As you might of guessed by that opening quote, I just watched Romeo and Juliet, and, well, it was satisfactory. The end credits are rolling on the screen whilst I type, and the classical music seeping with lament is playing in the background.

Although there was a lot of kissing, to my annoyance, I believe Julian Fellowes did a fairly superb job with this film: the casting was nearly on-point, with Douglas Booth and Hailee Steinfield both shining in their performance, along with Ed Westwick as Tybalt and of course the rest of the star-studded cast, the set designs were marvelous ( I found myself staring at the beautiful architecture)more than the actual actors), the music played throughout the film fit perfectly with it’s allocated scene- to cut a long story short, it was everything I expected it to be.

Now, it begins with a jousting event where we see Tybalt (Westwick) and Mercutio (Cooke) competing against one another, Mercutio wins much to the Capulets’ displeasure. This then, as common with the Montagues and the Capulets, starts a brawl between the two families. The Prince of Verona gives them a clear warning , after which they all take their leave.
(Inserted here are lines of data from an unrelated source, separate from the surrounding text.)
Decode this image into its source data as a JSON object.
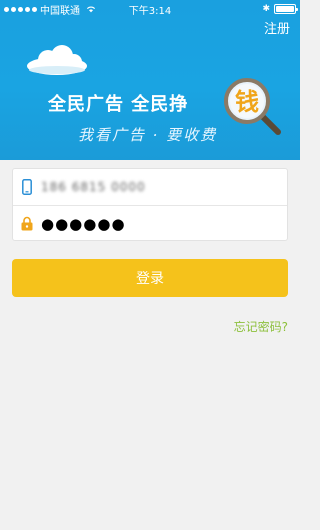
{
  "status_bar": {
    "carrier": "中国联通",
    "time": "下午3:14",
    "bluetooth": "✱"
  },
  "header": {
    "register_label": "注册",
    "slogan": "全民广告 全民挣",
    "slogan_highlight": "钱",
    "sub_slogan": "我看广告 · 要收费"
  },
  "form": {
    "phone_value": "186 6815 0000",
    "password_mask": "●●●●●●"
  },
  "actions": {
    "login_label": "登录",
    "forgot_label": "忘记密码?"
  },
  "colors": {
    "banner": "#1aa0df",
    "login_button": "#f5c21b",
    "forgot_link": "#8dc03c",
    "background": "#f1f1f1"
  }
}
Next we see Benvolio (Smit-McPhee) with Romeo (Booth) who is still hung over his first love Rosaline, little does he know that later that day after an encounter with a servant of the Capulets, he attends a ball at their residence where, as fickle as he is, his love for Rosaline is directed to another masked girl. This being Juliet (Steinfield.) Immediately they fall in love, and he has to leave, as the Capulets have found out, then he can’t stop thinking about her and sneaks back in, they share many kisses on her balcony, and bid each other goodnight.

But this is where it starts, the fatal turn of events which will change the fate of all of them.
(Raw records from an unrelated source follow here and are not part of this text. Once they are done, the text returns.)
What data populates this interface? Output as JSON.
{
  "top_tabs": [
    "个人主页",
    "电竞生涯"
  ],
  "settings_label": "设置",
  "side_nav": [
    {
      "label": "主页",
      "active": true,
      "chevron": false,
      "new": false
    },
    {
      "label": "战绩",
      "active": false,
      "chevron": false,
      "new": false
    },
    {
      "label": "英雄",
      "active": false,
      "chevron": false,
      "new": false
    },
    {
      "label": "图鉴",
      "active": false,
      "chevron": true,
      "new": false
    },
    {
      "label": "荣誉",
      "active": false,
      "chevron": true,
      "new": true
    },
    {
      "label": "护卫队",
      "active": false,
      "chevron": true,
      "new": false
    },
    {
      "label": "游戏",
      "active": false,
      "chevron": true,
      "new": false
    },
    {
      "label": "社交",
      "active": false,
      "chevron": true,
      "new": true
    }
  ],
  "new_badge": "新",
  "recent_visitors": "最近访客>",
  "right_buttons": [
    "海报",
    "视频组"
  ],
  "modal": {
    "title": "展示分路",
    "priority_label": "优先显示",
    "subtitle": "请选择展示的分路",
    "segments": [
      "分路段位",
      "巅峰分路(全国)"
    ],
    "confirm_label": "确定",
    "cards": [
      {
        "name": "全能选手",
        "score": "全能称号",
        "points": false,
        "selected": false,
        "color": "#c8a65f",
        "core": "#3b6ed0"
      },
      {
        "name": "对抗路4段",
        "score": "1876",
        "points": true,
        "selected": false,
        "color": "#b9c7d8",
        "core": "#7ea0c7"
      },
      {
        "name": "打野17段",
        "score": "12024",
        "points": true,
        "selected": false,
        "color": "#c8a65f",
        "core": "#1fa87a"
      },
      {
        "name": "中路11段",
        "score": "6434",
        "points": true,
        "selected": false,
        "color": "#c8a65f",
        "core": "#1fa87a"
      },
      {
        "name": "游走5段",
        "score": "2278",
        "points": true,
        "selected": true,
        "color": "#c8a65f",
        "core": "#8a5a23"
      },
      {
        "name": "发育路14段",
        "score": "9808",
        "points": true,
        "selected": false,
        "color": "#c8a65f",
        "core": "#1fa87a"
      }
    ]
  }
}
The Nurse (Manville) and Friar Laurence (Giamatti) make wedding plans for the star-crossed lovers, they in turn are now legally- yet secretly, married, leaving them the happiest youths in the world. However, Tybalt is not done with Romeo since the ball and demands for a fight, but Romeo being the gentleman he is, and now being related to him, says no. But Mercutio, being the daredevil, agrees, so another, more violent brawl begins in which Tybalt slays Mercutio– in Romeo’s arms. Romeo, in his rage, hunts down Tybalt and kills him to avenge the death of his best friend. Little does he know, this leaves him in a predicament that there is no way out of. The Prince banishes Romeo from Verona, and the death of Tybalt causes Juliet’s father, Lord Capulet (Lewis) and her mother, Lady Capulet (McElhone) almost force her into marrying the noble Count Paris (Wisdom). This brings Juliet immense grief therefore the Friar calls upon Romeo to stay with his wife one last night (but Hailee was only 14 when filmed so no nudity thank God). And now the great plan unfolds: the Friar would give Juliet a vile that, once drank on the night before her wedding, will ensure that there is no sign of life in her, a letter would be sent to Romeo of this, he will return to Verona, wake her with a kiss, and they will ride of into the sunset together. It’s all very cliched- hence why it didn’t work.
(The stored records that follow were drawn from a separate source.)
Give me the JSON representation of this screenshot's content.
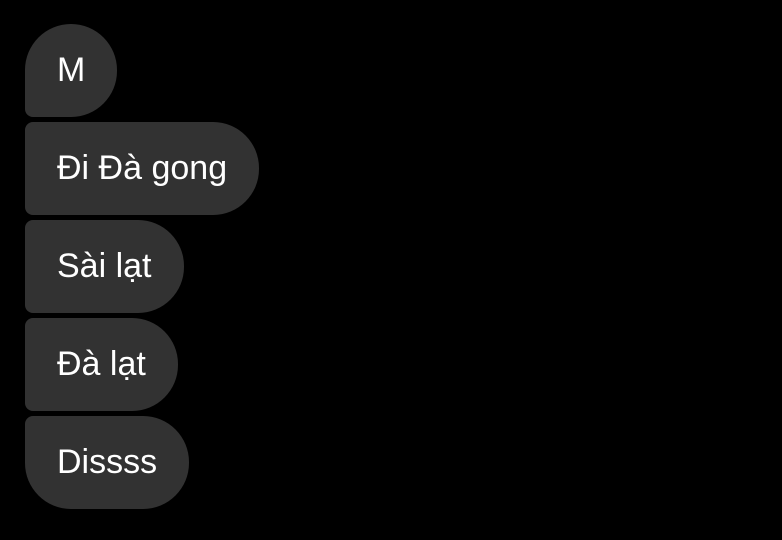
{
  "messages": [
    {
      "text": "M"
    },
    {
      "text": "Đi Đà gong"
    },
    {
      "text": "Sài lạt"
    },
    {
      "text": "Đà lạt"
    },
    {
      "text": "Dissss"
    }
  ],
  "colors": {
    "background": "#000000",
    "bubble": "#323232",
    "text": "#ffffff"
  }
}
And I’m sure you all know what happens after that- if not, I’ll leave you to it to watch the film, I mean, for heaven’s sake, I’ve already told you of two of the major deaths!

I’ve studied Romeo and Juliet, and even watched the adaption starring Leonardo Dicaprio and Claire Danes, which is why I wasn’t entirely pleased that they didn’t stick to Shakespeare’s original script as well as that film. But, it was good, and did reach out to it’s audience of viewers, they hit the nail right on the head. Although many critics didn’t even give the film an average rating of 5, I thought it to be a beautiful adaptation of one of Shakespeare’s greatest plays.

” For never was a story of more woe, than this of Juliet and her Romeo.”

P.S. It’s safe to say that all our Romeo’s are drop dead gorgeous- and our Juliet’s naturally pretty.